Dixons Retail has seen its like-for-like sales go up by 6 percent to £3.43 billion for the six months to end-October.
The sales measure, which outstrips new store openings, came in at £3.2 billion at the same point in the company’s financial calendar last year. Dixons also said its underlying pre-tax profit stood at £30.2 million, up from £14 million in the previous year.
The electronics retail chain said its UK & Ireland operations had delivered a strong performance, while Northern Europe continued to perform well. It also completed the sale of Electroworld operations in Turkey, Unieuro in Italy and that of PIXmania was expected by the end of this month.
Dixons added that it was on track to reduce costs by the targeted £45 million figure in the current financial year.
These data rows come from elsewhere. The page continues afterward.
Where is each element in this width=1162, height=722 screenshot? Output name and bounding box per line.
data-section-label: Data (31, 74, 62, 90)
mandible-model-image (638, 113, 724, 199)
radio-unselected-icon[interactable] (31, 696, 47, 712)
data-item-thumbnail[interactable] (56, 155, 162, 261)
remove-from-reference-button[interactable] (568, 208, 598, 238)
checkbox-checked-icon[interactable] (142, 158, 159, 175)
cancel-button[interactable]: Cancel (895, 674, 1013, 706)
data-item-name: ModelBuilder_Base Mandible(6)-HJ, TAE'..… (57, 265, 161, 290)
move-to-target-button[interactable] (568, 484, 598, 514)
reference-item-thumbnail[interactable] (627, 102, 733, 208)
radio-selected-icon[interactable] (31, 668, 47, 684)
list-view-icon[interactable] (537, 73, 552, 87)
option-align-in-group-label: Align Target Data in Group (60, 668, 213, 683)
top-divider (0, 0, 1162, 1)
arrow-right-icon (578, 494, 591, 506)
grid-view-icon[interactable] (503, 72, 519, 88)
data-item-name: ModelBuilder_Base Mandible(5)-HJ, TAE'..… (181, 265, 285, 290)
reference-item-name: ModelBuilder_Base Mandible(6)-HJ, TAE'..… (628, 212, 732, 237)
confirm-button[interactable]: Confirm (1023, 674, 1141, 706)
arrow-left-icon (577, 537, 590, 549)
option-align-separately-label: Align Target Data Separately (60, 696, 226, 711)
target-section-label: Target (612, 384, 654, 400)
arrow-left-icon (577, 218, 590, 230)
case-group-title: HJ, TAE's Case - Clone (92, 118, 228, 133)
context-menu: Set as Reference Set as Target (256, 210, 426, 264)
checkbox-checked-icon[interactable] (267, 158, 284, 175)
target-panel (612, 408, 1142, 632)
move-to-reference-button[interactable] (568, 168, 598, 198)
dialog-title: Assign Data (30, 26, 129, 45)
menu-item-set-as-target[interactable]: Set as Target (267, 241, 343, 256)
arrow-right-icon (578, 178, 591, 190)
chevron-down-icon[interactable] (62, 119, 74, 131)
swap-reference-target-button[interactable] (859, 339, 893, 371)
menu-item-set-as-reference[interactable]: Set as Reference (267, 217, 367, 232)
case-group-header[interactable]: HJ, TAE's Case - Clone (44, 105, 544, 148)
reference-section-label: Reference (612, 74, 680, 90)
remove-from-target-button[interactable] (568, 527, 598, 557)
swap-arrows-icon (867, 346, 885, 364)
Additionally, Return on Capital Employed (ROCE) in the 12 months to October-end improved to 15.6 percent, up from the 11.6 percent reported at April-end.
Sebastian James, CEO of Dixons Retail, said: "I am pleased to report that as a group we are reporting an underlying profit for the first time in six years. We remain cautious about the outlook for consumers in our markets; very strong trading this time last year, together with the fact that we have now annualised Comet's exit, makes the second half more challenging.
"Nevertheless, we have had a great first half and our stores have never looked better - or had better offers for customers," he added.